[LLVMdev] Some additions to the C bindings

Fri Oct 9 16:56:42 PDT 2009

On Thu, Oct 8, 2009 at 5:20 AM, Kenneth Uildriks <kennethuil at gmail.com> wrote:
>
> Thanks.  Let me start by talking a bit about my project.
>
> I'm working on a compiler/language that supports run-time code
> generation and compile-time code execution.  Besides the obvious
> benefits of easier JITting, I also get the benefits of C++ templates
> and metaprogramming without all of the headaches.
>
> To make this work, the compiler actually compiles functions down into
> function generators, outputting calls to the LLVM C-bindings that
> generate a "regular" function.  The programmer can then either leave
> them in that form for run-time JITting, or have the compiler JIT and
> execute those function generators in order to get "regular" functions.
>  Either or both can be exposed as public functions and left in place
> by the optimizer.  The function generator gets its own set of
> parameters, and multiple functions with variations can be generated at
> compile time or runtime.
>
> He can also put compile-time expressions inside the body of functions,
> so that when the function generator runs, the compile-time expressions
> are evaluated and used for function generation.  Those compile-time
> expressions can use global variables and/or the function generator
> parameters..
>
> Anyway, this scheme means that extensive LLVM capability needs to be
> available to generated code, since it's the generated code that
> creates all of the "regular" functions.  Generated code has a much
> easier time calling the C bindings than the C++ API.

You're already doing something a bit more complicated than me :) This
does seem a bit more advanced than what llvm-c is intended for,
though. Is there a reason why you can't make a C++ library to do all
this advanced stuff, and just expose some C hooks for your generated
code?

> I'm using it to support renaming functions and still allowing
> generated code to look up those functions by name; basically searching
> for all global strings containing the function name, and replacing all
> uses of them with uses of the new function name.
>
> I would like to do away with that, though, but I haven't quite managed
> to get rid of all cases where LLVMGetNamedFunction is called by
> generated code.
>
> Also, I've gotten the impression from other developers that the
> C-bindings are considered incomplete and that there is a general
> desire to expose more functionality, and eventually all LLVM
> functionality, through them.

While it's lacking in some areas, it's intentional that not all of
llvm is exposed through llvm-c. I learned that after my patches to
expose APInt/APFloat were turned down :) Llvm's a large object
oriented project, and maintaining a mapping between the c and c++ api
would be pretty challenging, especially since llvm promises to never
remove anything from llvm-c until 3.0. In order to ease development,
it's really designed to just provide the minimum interface for getting
data into llvm. If you want to do something advanced like modify the
bytecode, you really should be writing against the c++ api.
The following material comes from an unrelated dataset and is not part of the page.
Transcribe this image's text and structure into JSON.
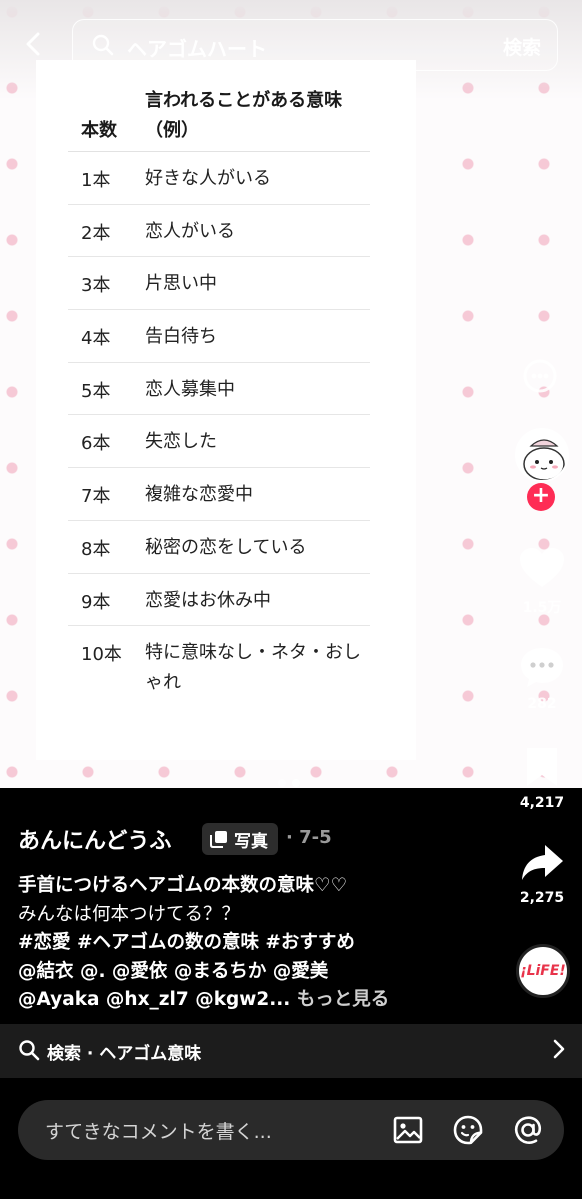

> This supports the "address-of" operator.  Any Value that is a LoadInst
> can have its address taken.  I need the pointer operand of the
> LoadInst to get the address Value.
>
> I figured GetOperand was a good starting point, and could support most
> of the operand use cases out there.

I'm not sure if I understand. The load instruction takes an address as
an argument and stores the value into a register, therefore you must
already have the address already. Or am I misinterpreting what you're
saying?

> When I've parsed an int literal and put it on my evaluation stack as a
> Value, there's a case where I need to get it back as an int.
> Specifically, the LLVMBuildExtractValue function requires an int, not
> a Constant, to represent the member.  I believe that GEP does as well
> when applied to a struct.

GEP doesn't need to take a constant to work.

%0 = alloca { i32, i32 }
%1 = alloca i32
store i32 0, %1
%2 = load %1
%3 = getelementptr { i32, i32 }*, i32 0, %2
%4 = load %3

extractvalue should only be used if you're using value arrays or
structs, and you need to statically know the indexes. If you don't,
then you really should be using GEPs and let the optimizations do
their thing.

> In order to do away with include files, I'm supporting importing
> modules in bitcode form.  To call a function from an imported module,
> I need to put an external into the compiled module, and it really
> ought to have the same function and argument attributes as the
> original.  And I want to be able to do that while JITting at runtime
> as well.

If I understand correctly, why aren't the functions already marked
external? If they aren't then an optimizer could theoretically
optimize them away. It may also be more appropriate to pass the
function information through some different channel by the frontend,
rather than directly processing the bytecode. Anyone else have any
experience with doing this?